Design for Graceful Failure
When the trust boundary is breached, the system should degrade safely rather than catastrophically. Denied actions should produce clear feedback. Blocked sequences should not corrupt state. The user should always be able to understand what happened and why.
Implementation Patterns
Action Gating
Every tool invocation passes through a policy gate before execution. The gate evaluates the requested action against the current user's permissions, the agent's delegated scope, rate limits, and contextual constraints. Actions outside the allowed set are rejected before they reach the tool layer.
Circuit Breakers
Automatic trip-wires that halt agent execution when anomalous patterns are detected.

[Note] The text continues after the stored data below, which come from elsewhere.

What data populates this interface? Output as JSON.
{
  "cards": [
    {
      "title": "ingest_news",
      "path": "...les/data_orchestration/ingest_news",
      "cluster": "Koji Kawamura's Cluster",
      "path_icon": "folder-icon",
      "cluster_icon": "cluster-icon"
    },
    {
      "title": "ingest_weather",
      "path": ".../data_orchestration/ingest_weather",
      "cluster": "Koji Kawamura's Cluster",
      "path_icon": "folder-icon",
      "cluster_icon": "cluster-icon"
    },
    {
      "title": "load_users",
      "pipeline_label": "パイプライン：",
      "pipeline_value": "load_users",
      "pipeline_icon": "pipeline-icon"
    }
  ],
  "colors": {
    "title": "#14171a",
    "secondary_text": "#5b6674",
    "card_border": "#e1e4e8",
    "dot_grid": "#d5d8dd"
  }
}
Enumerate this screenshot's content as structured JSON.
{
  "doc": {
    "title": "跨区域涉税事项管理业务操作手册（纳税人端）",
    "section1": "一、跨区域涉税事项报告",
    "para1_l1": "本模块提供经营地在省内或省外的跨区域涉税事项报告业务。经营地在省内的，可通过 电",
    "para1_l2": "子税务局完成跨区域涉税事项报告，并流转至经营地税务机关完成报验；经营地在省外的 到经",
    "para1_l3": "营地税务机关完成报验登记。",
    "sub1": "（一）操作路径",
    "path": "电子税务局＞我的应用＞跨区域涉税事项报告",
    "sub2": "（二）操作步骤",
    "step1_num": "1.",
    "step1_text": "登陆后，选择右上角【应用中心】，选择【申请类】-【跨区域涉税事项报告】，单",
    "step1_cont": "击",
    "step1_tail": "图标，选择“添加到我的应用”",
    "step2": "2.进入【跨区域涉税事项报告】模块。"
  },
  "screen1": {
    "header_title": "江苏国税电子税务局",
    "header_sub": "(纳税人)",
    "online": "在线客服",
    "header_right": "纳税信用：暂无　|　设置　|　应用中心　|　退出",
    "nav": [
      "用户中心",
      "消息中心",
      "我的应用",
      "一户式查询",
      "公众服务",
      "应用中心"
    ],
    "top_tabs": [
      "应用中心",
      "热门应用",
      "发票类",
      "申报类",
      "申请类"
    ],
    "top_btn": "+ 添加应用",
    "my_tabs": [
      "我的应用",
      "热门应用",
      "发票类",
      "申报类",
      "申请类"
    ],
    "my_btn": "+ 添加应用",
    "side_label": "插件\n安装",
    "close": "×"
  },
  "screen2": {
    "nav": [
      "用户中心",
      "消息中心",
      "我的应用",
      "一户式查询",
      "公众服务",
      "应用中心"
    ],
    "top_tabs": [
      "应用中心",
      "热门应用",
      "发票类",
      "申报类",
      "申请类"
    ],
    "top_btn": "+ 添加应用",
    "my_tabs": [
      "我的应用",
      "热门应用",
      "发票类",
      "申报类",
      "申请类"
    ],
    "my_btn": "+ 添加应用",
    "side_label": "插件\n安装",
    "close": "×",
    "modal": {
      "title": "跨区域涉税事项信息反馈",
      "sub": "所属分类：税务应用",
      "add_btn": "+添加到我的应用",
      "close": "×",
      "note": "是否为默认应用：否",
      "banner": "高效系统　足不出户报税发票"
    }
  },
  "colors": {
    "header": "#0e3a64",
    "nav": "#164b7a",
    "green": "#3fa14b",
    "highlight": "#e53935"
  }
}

Triggers include exceeding action budgets, repeated failures, rapid privilege escalation attempts, or accessing resources outside the expected scope. Once tripped, execution pauses until a human reviews the state.
Guardian Agents
A separate model instance monitors the primary agent's behaviour in real time. The guardian has read-only access to the action stream and can flag or block actions that violate policy. Crucially, the guardian operates on a different prompt and context, making coordinated compromise significantly harder.
Do-Nothing as First-Class
Inaction is always a valid response. The system explicitly supports "take no action" as an output rather than forcing the agent to produce a tool call for every turn. This prevents the model from fabricating actions when the correct response is to wait, ask, or decline.
Policy Enforcement Layer
A declarative policy layer sits between the agent and all external systems. Policies define what actions are allowed, what data can be accessed, and what conditions must be met. Policies are versioned, auditable, and independent of the model. They cannot be modified by the agent itself.